Außerdem liefern wir beständig und solide unseren Beitrag für den städtischen Haushalt. Wir haben Konzessionsabgaben, die wir abführen, das sind rund eine halbe Million. Wir liefern 60 Prozent Dividende an die Stadt, das sind rund 600.000 Euro im Jahr. Wir zahlen Gewerbesteuer. Alles in allem zahlen die Stadtwerke 1,5 Millionen für den städtischen Haushalt. Auch ansonsten wird versucht, Hattinger Unternehmen mit einzubinden, etwa als Dienstleister, Lieferant, Handwerker, Bauunternehmen wie auch beim Umzug.

Wie schaut es im Bereich Sponsoring aus?
In Summe sind es 15 Vereine, die wir unterstützen, darunter der städtische Ferienspaß, das Stadtmarketing, Bürgerbus, TuS Blankenstein und Welper.
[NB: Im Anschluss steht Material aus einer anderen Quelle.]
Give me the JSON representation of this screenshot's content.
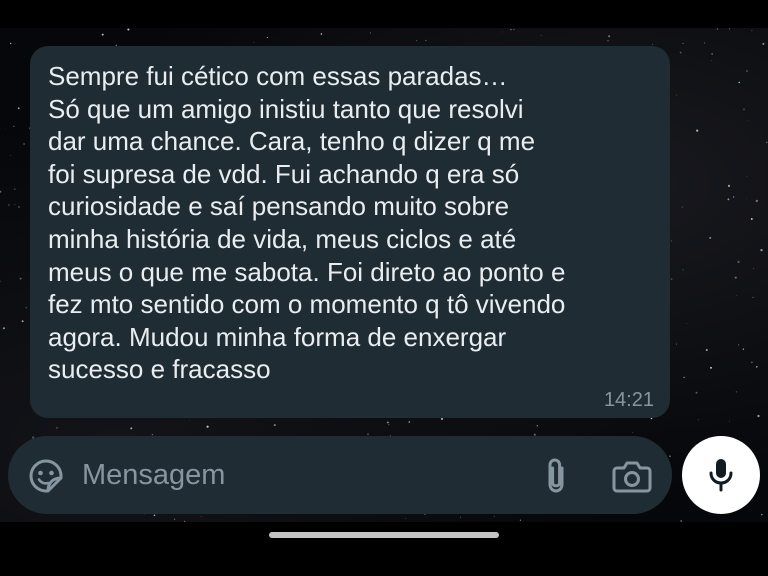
{
  "chat": {
    "message": {
      "lines": [
        "Sempre fui cético com essas paradas…",
        "Só que um amigo inistiu tanto que resolvi",
        "dar uma chance. Cara, tenho q dizer q me",
        "foi supresa de vdd. Fui achando q era só",
        "curiosidade e saí pensando muito sobre",
        "minha história de vida, meus ciclos e até",
        "meus o que me sabota. Foi direto ao ponto e",
        "fez mto sentido com o momento q tô vivendo",
        "agora. Mudou minha forma de enxergar",
        "sucesso e fracasso"
      ],
      "time": "14:21"
    }
  },
  "composer": {
    "placeholder": "Mensagem",
    "icons": {
      "sticker": "sticker-icon",
      "attach": "paperclip-icon",
      "camera": "camera-icon",
      "mic": "microphone-icon"
    }
  },
  "colors": {
    "bubble": "#1f2c34",
    "text": "#e9edef",
    "muted": "#8696a0",
    "mic_button": "#ffffff"
  }
}
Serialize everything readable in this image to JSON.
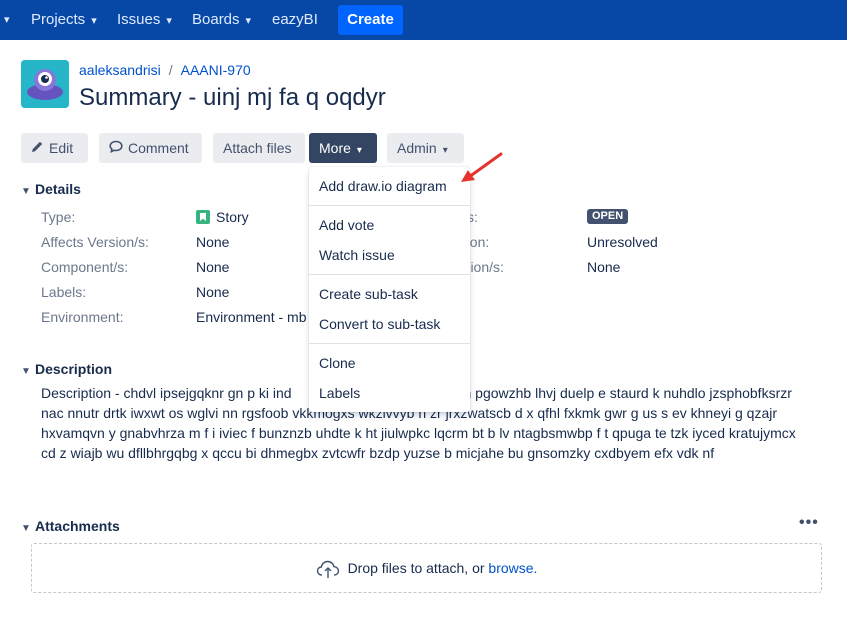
{
  "nav": {
    "items": [
      {
        "label": "Projects"
      },
      {
        "label": "Issues"
      },
      {
        "label": "Boards"
      },
      {
        "label": "eazyBI"
      }
    ],
    "create_label": "Create"
  },
  "header": {
    "user": "aaleksandrisi",
    "separator": "/",
    "issue_key": "AAANI-970",
    "summary": "Summary - uinj mj fa q oqdyr"
  },
  "toolbar": {
    "edit": "Edit",
    "comment": "Comment",
    "attach": "Attach files",
    "more": "More",
    "admin": "Admin"
  },
  "more_menu": {
    "items": [
      "Add draw.io diagram",
      "Add vote",
      "Watch issue",
      "Create sub-task",
      "Convert to sub-task",
      "Clone",
      "Labels"
    ]
  },
  "details": {
    "heading": "Details",
    "fields": [
      {
        "label": "Type:",
        "value": "Story"
      },
      {
        "label": "Affects Version/s:",
        "value": "None"
      },
      {
        "label": "Component/s:",
        "value": "None"
      },
      {
        "label": "Labels:",
        "value": "None"
      },
      {
        "label": "Environment:",
        "value": "Environment - mb"
      }
    ],
    "right_fields": [
      {
        "label": "s:",
        "value": "OPEN"
      },
      {
        "label": "ution:",
        "value": "Unresolved"
      },
      {
        "label": "ersion/s:",
        "value": "None"
      }
    ]
  },
  "description": {
    "heading": "Description",
    "text": "Description - chdvl ipsejgqknr gn p ki ind                          kv kc mtg ph pgowzhb lhvj duelp e staurd k nuhdlo jzsphobfksrzr nac nnutr drtk iwxwt os wglvi nn rgsfoob vkkmogxs wkzivvyb h zr jrxzwatscb d x qfhl fxkmk gwr g us s ev khneyi g qzajr hxvamqvn y gnabvhrza m f i iviec f bunznzb uhdte k ht jiulwpkc lqcrm bt b lv ntagbsmwbp f t qpuga te tzk iyced kratujymcx cd z wiajb wu dfllbhrgqbg x qccu bi dhmegbx zvtcwfr bzdp yuzse b micjahe bu gnsomzky cxdbyem efx vdk nf"
  },
  "attachments": {
    "heading": "Attachments",
    "more": "•••",
    "drop_text": "Drop files to attach, or",
    "browse": "browse."
  },
  "colors": {
    "nav_bg": "#0747a6",
    "create_bg": "#0065ff",
    "link": "#0052cc",
    "active_button": "#344563",
    "annotation_arrow": "#e5342d"
  }
}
Trotzdem ist es ist stiller geworden um die Stadtwerke nach Jürgen Wille. Beispielsweise gab es keinen Tag der offenen Tür für die Hattinger...
Der Tag der offenen Tür wird im nächsten Jahr stattfinden. Geplant ist er für den Frühsommer. Es wird ja eine gewisse Vorlaufzeit benötigt, die durch unseren Umzug diesmal nicht vorhanden war.
Dass sich Herr Wille bei etwa dem Verbleib der „Schönen Sterne“ in Hattingen eingebracht hat, gehört nicht zu den Kernaufgaben eines Stadtwerkes. Das hat jedoch sicherlich dazu beigetragen, die Stadtwerke bekannter zu machen.
Außerdem haben wir ja aus guten Gründen den Vorplatz der neuen Gebäude hier so gestaltet, dass wir Veranstaltungen abhalten können. Dazu muss dann auch die Werbetrommel gerührt werden, da der Neubau ja nicht gerade Innenstadtlage hat.

Wodurch schalten Sie nach der Arbeit am besten ab?
Ich komme runter, indem ich mir die Wochenenden für die Familie und Privates reserviere. Ich treibe Sport, bin leidenschaftlicher Jogger zweimal die Woche und fahre gerne Fahrrad.
Zum Lesen und für Musik reicht die Zeit nicht aus. Lesen klappt nur im Urlaub, am liebsten Geschichtsbücher und Sachbücher. Im aktuellen Buch geht es um Zukunftsthemen wie künstliche Intelligenz, eine Schnittstelle zum Job und eine Herausforderungen, der sich die gesamte Wirtschaft stellen muss. Wir sind als Energieversorger sehr stark von IT abhängig.

Was wünschen Sie sich für die Stadtwerke?
Vor allem muss die Bürgerschaft in Hattingen noch mehr wahrnehmen, dass wir als Stadtwerke in Hattingen einen richtig guten Job machen.